O procurador-geral da República, Rodrigo Janot, assinou nesta segunda-feira (4/9) portaria em que instaura procedimento de revisão de colaboração premiada de três dos sete executivos do Grupo J&F, dono do frigorífico JBS. A apuração se dá após entrega de documentos, provas e áudios pela defesa dos colaboradores no dia 31 de agosto.

Fellipe Sampaio/SCO/STF

Janot sustenta que eventual revisão do acordo não implica nulidade de provas.
Fellipe Sampaio/SCO/STF

O acordo previa prazo de 120 dias, a partir da homologação, para que os colaboradores reunissem e entregassem elementos de provas sobre os depoimentos prestados em abril perante a Procuradoria-Geral da República para que não fossem acusados de omissão.

Um dos áudios tem cerca de quatro horas de duração e teria sido gravado em 17 de março deste ano com registro da conversa entre os colaboradores Joesley Batista e Ricardo Saud. "Apesar de partes do diálogo trazerem meras elucubrações, sem qualquer respaldo fático, inclusive envolvendo o Supremo Tribunal Federal e a própria Procuradoria-Geral da República, há elementos que necessitam ser esclarecidos", segundo a PGR.

De acordo com o órgão, no diálogo eles falam sobre suposta atuação do então procurador da República Marcello Miller, dando a entender que ele estaria auxiliando na confecção de propostas de colaboração para serem fechadas com a PGR. Tal conduta configuraria, em tese, para a PGR, crime e ato de improbidade administrativa.

Devido a essa omissão de fatos possivelmente criminosos nos depoimentos tomados na colaboração em abril, Janot determinou nesta segunda a abertura de investigação. Pelo acordo, o colaborador está obrigado a falar sobre todas as condutas criminosas de que tem conhecimento.

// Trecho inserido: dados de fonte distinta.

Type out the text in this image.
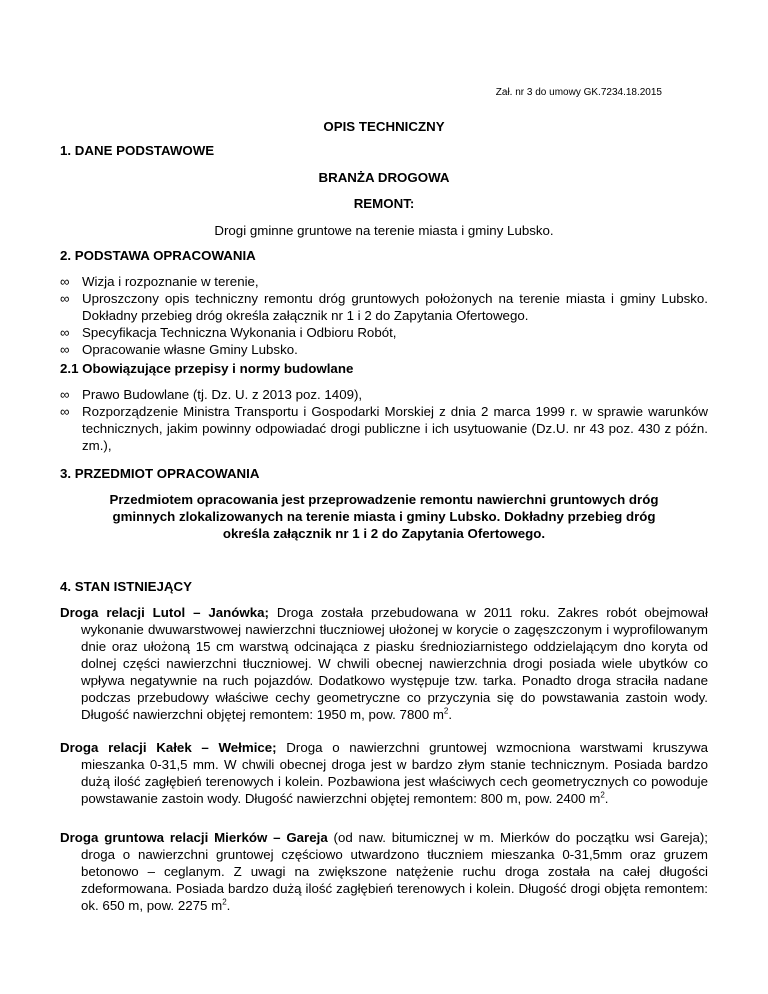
Zał. nr 3 do umowy GK.7234.18.2015
OPIS TECHNICZNY
1. DANE PODSTAWOWE
BRANŻA DROGOWA
REMONT:
Drogi gminne gruntowe na terenie miasta i gminy Lubsko.
2. PODSTAWA OPRACOWANIA
∞ Wizja i rozpoznanie w terenie,
∞ Uproszczony opis techniczny remontu dróg gruntowych położonych na terenie miasta i gminy Lubsko. Dokładny przebieg dróg określa załącznik nr 1 i 2 do Zapytania Ofertowego.
∞ Specyfikacja Techniczna Wykonania i Odbioru Robót,
∞ Opracowanie własne Gminy Lubsko.
2.1 Obowiązujące przepisy i normy budowlane
∞ Prawo Budowlane (tj. Dz. U. z 2013 poz. 1409),
∞ Rozporządzenie Ministra Transportu i Gospodarki Morskiej z dnia 2 marca 1999 r. w sprawie warunków technicznych, jakim powinny odpowiadać drogi publiczne i ich usytuowanie (Dz.U. nr 43 poz. 430 z późn. zm.),
3. PRZEDMIOT OPRACOWANIA
Przedmiotem opracowania jest przeprowadzenie remontu nawierchni gruntowych dróg gminnych zlokalizowanych na terenie miasta i gminy Lubsko. Dokładny przebieg dróg określa załącznik nr 1 i 2 do Zapytania Ofertowego.
4. STAN ISTNIEJĄCY
Droga relacji Lutol – Janówka; Droga została przebudowana w 2011 roku. Zakres robót obejmował wykonanie dwuwarstwowej nawierzchni tłuczniowej ułożonej w korycie o zagęszczonym i wyprofilowanym dnie oraz ułożoną 15 cm warstwą odcinająca z piasku średnioziarnistego oddzielającym dno koryta od dolnej części nawierzchni tłuczniowej. W chwili obecnej nawierzchnia drogi posiada wiele ubytków co wpływa negatywnie na ruch pojazdów. Dodatkowo występuje tzw. tarka. Ponadto droga straciła nadane podczas przebudowy właściwe cechy geometryczne co przyczynia się do powstawania zastoin wody. Długość nawierzchni objętej remontem: 1950 m, pow. 7800 $m^2$.
Droga relacji Kałek – Wełmice; Droga o nawierzchni gruntowej wzmocniona warstwami kruszywa mieszanka 0-31,5 mm. W chwili obecnej droga jest w bardzo złym stanie technicznym. Posiada bardzo dużą ilość zagłębień terenowych i kolein. Pozbawiona jest właściwych cech geometrycznych co powoduje powstawanie zastoin wody. Długość nawierzchni objętej remontem: 800 m, pow. 2400 $m^2$.
Droga gruntowa relacji Mierków – Gareja (od naw. bitumicznej w m. Mierków do początku wsi Gareja); droga o nawierzchni gruntowej częściowo utwardzono tłuczniem mieszanka 0-31,5mm oraz gruzem betonowo – ceglanym. Z uwagi na zwiększone natężenie ruchu droga została na całej długości zdeformowana. Posiada bardzo dużą ilość zagłębień terenowych i kolein. Długość drogi objęta remontem: ok. 650 m, pow. 2275 $m^2$.
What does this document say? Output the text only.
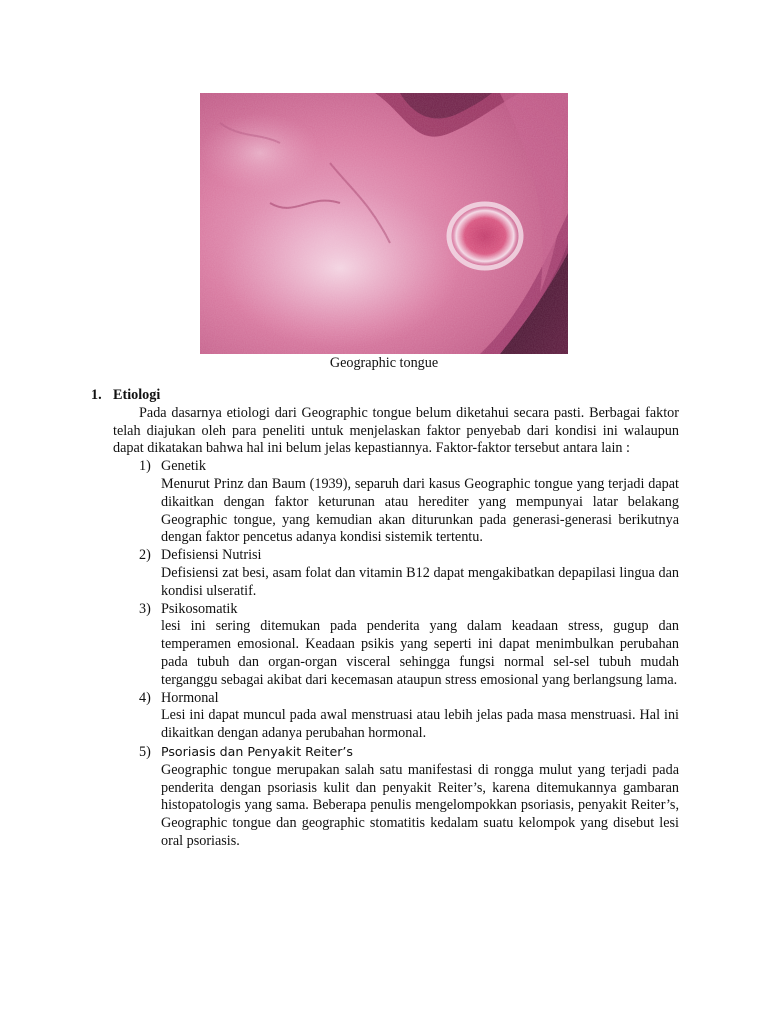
Geographic tongue
1. Etiologi

Pada dasarnya etiologi dari Geographic tongue belum diketahui secara pasti. Berbagai faktor telah diajukan oleh para peneliti untuk menjelaskan faktor penyebab dari kondisi ini walaupun dapat dikatakan bahwa hal ini belum jelas kepastiannya. Faktor-faktor tersebut antara lain :

1) Genetik

Menurut Prinz dan Baum (1939), separuh dari kasus Geographic tongue yang terjadi dapat dikaitkan dengan faktor keturunan atau herediter yang mempunyai latar belakang Geographic tongue, yang kemudian akan diturunkan pada generasi-generasi berikutnya dengan faktor pencetus adanya kondisi sistemik tertentu.

2) Defisiensi Nutrisi

Defisiensi zat besi, asam folat dan vitamin B12 dapat mengakibatkan depapilasi lingua dan kondisi ulseratif.

3) Psikosomatik

lesi ini sering ditemukan pada penderita yang dalam keadaan stress, gugup dan temperamen emosional. Keadaan psikis yang seperti ini dapat menimbulkan perubahan pada tubuh dan organ-organ visceral sehingga fungsi normal sel-sel tubuh mudah terganggu sebagai akibat dari kecemasan ataupun stress emosional yang berlangsung lama.

4) Hormonal

Lesi ini dapat muncul pada awal menstruasi atau lebih jelas pada masa menstruasi. Hal ini dikaitkan dengan adanya perubahan hormonal.

5) Psoriasis dan Penyakit Reiter’s

Geographic tongue merupakan salah satu manifestasi di rongga mulut yang terjadi pada penderita dengan psoriasis kulit dan penyakit Reiter’s, karena ditemukannya gambaran histopatologis yang sama. Beberapa penulis mengelompokkan psoriasis, penyakit Reiter’s, Geographic tongue dan geographic stomatitis kedalam suatu kelompok yang disebut lesi oral psoriasis.
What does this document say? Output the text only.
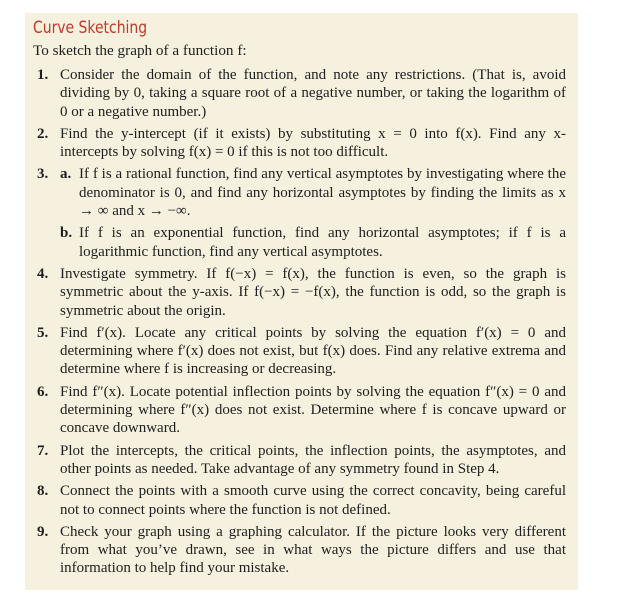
Curve Sketching
To sketch the graph of a function f:
1. Consider the domain of the function, and note any restrictions. (That is, avoid dividing by 0, taking a square root of a negative number, or taking the logarithm of 0 or a negative number.)
2. Find the y-intercept (if it exists) by substituting x = 0 into f(x). Find any x-intercepts by solving f(x) = 0 if this is not too difficult.
3. a. If f is a rational function, find any vertical asymptotes by investigating where the denominator is 0, and find any horizontal asymptotes by finding the limits as x → ∞ and x → −∞.
b. If f is an exponential function, find any horizontal asymptotes; if f is a logarithmic function, find any vertical asymptotes.
4. Investigate symmetry. If f(−x) = f(x), the function is even, so the graph is symmetric about the y-axis. If f(−x) = −f(x), the function is odd, so the graph is symmetric about the origin.
5. Find f′(x). Locate any critical points by solving the equation f′(x) = 0 and determining where f′(x) does not exist, but f(x) does. Find any relative extrema and determine where f is increasing or decreasing.
6. Find f″(x). Locate potential inflection points by solving the equation f″(x) = 0 and determining where f″(x) does not exist. Determine where f is concave upward or concave downward.
7. Plot the intercepts, the critical points, the inflection points, the asymptotes, and other points as needed. Take advantage of any symmetry found in Step 4.
8. Connect the points with a smooth curve using the correct concavity, being careful not to connect points where the function is not defined.
9. Check your graph using a graphing calculator. If the picture looks very different from what you’ve drawn, see in what ways the picture differs and use that information to help find your mistake.
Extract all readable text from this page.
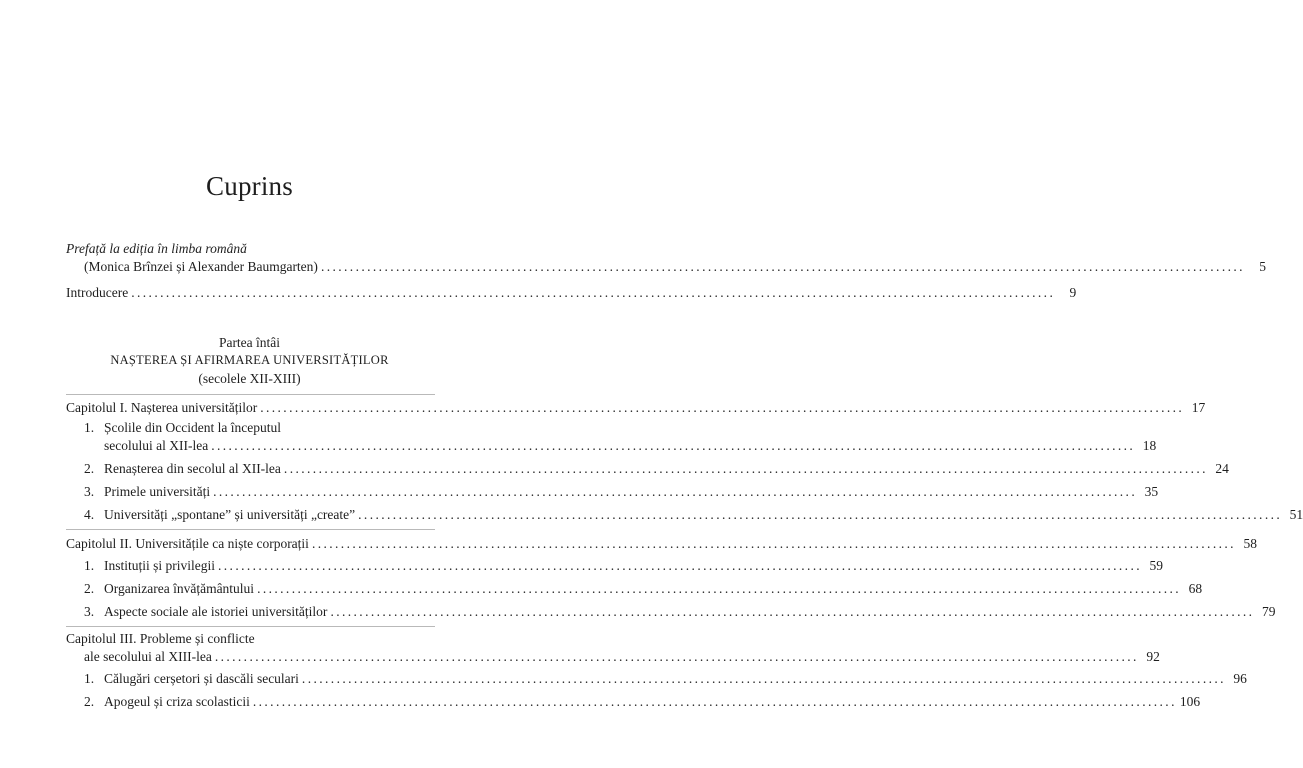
Cuprins
Prefață la ediția în limba română
(Monica Brînzei și Alexander Baumgarten) ................................................................................................................................................................	5
Introducere ................................................................................................................................................................	9
Partea întâi
NAȘTEREA ȘI AFIRMAREA UNIVERSITĂȚILOR
(secolele XII-XIII)
Capitolul I. Nașterea universităților ................................................................................................................................................................ 17
1. Școlile din Occident la începutul
secolului al XII-lea ................................................................................................................................................................ 18
2. Renașterea din secolul al XII-lea ................................................................................................................................................................ 24
3. Primele universități ................................................................................................................................................................ 35
4. Universități „spontane” și universități „create” ................................................................................................................................................................ 51
Capitolul II. Universitățile ca niște corporații ................................................................................................................................................................ 58
1. Instituții și privilegii ................................................................................................................................................................ 59
2. Organizarea învățământului ................................................................................................................................................................ 68
3. Aspecte sociale ale istoriei universităților ................................................................................................................................................................ 79
Capitolul III. Probleme și conflicte
ale secolului al XIII-lea ................................................................................................................................................................ 92
1. Călugări cerșetori și dascăli seculari ................................................................................................................................................................ 96
2. Apogeul și criza scolasticii ................................................................................................................................................................ 106
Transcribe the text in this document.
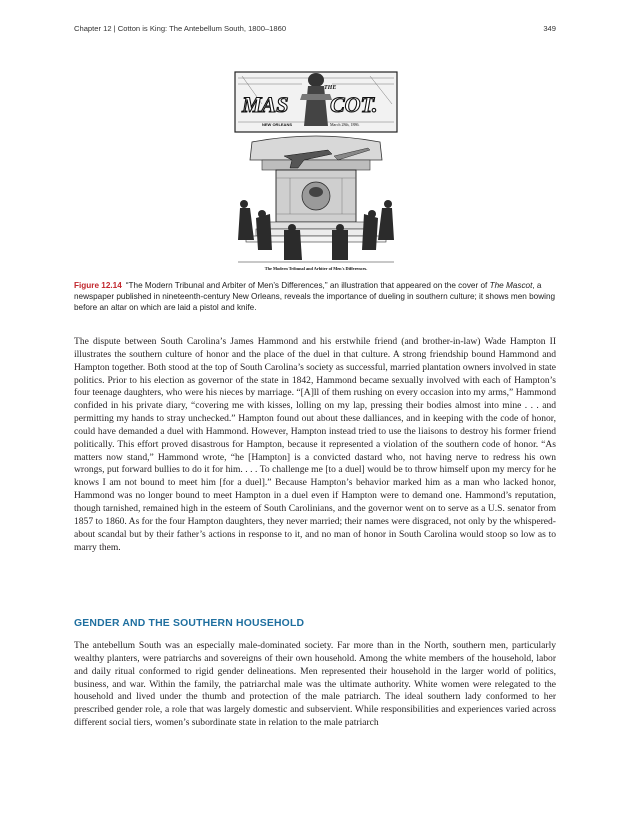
Chapter 12 | Cotton is King: The Antebellum South, 1800–1860	349
THE
MAS COT.
NEW ORLEANS	March 28th, 1886.
The Modern Tribunal and Arbiter of Men's Differences.
Figure 12.14 “The Modern Tribunal and Arbiter of Men’s Differences,” an illustration that appeared on the cover of The Mascot, a newspaper published in nineteenth-century New Orleans, reveals the importance of dueling in southern culture; it shows men bowing before an altar on which are laid a pistol and knife.

The dispute between South Carolina’s James Hammond and his erstwhile friend (and brother-in-law) Wade Hampton II illustrates the southern culture of honor and the place of the duel in that culture. A strong friendship bound Hammond and Hampton together. Both stood at the top of South Carolina’s society as successful, married plantation owners involved in state politics. Prior to his election as governor of the state in 1842, Hammond became sexually involved with each of Hampton’s four teenage daughters, who were his nieces by marriage. “[A]ll of them rushing on every occasion into my arms,” Hammond confided in his private diary, “covering me with kisses, lolling on my lap, pressing their bodies almost into mine . . . and permitting my hands to stray unchecked.” Hampton found out about these dalliances, and in keeping with the code of honor, could have demanded a duel with Hammond. However, Hampton instead tried to use the liaisons to destroy his former friend politically. This effort proved disastrous for Hampton, because it represented a violation of the southern code of honor. “As matters now stand,” Hammond wrote, “he [Hampton] is a convicted dastard who, not having nerve to redress his own wrongs, put forward bullies to do it for him. . . . To challenge me [to a duel] would be to throw himself upon my mercy for he knows I am not bound to meet him [for a duel].” Because Hampton’s behavior marked him as a man who lacked honor, Hammond was no longer bound to meet Hampton in a duel even if Hampton were to demand one. Hammond’s reputation, though tarnished, remained high in the esteem of South Carolinians, and the governor went on to serve as a U.S. senator from 1857 to 1860. As for the four Hampton daughters, they never married; their names were disgraced, not only by the whispered-about scandal but by their father’s actions in response to it, and no man of honor in South Carolina would stoop so low as to marry them.

GENDER AND THE SOUTHERN HOUSEHOLD

The antebellum South was an especially male-dominated society. Far more than in the North, southern men, particularly wealthy planters, were patriarchs and sovereigns of their own household. Among the white members of the household, labor and daily ritual conformed to rigid gender delineations. Men represented their household in the larger world of politics, business, and war. Within the family, the patriarchal male was the ultimate authority. White women were relegated to the household and lived under the thumb and protection of the male patriarch. The ideal southern lady conformed to her prescribed gender role, a role that was largely domestic and subservient. While responsibilities and experiences varied across different social tiers, women’s subordinate state in relation to the male patriarch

O MPF sustenta que eventual revisão do acordo não implica nulidade de provas já produzidas em investigações, mas pode ter reflexos na premiação, inclusive com a perda total dos benefícios. Com informações da Assessoria de Imprensa do MPF.

magnaldo disse:
05 de setembro de 2017 às 10:12

Será que ninguém percebeu que o MP é orgão de acusação e em Juízo ele acusa até a última instância independente da culpa do réu, cabendo a defesa pedir a absolvição. Assim, ao investigar, o MP pode muito bem direcionar as investigações e manipular provas contra alguém que acha ser culpado. Há uma grande diferença com relação a polícia que "documenta" todos os atos e diligências no inquérito e as partes tem acesso a ele sabendo o que existe de provas, o que foi feito e falta fazer. Como advogado constato bem essa situação. O PR Marcello Miller só confirma isso.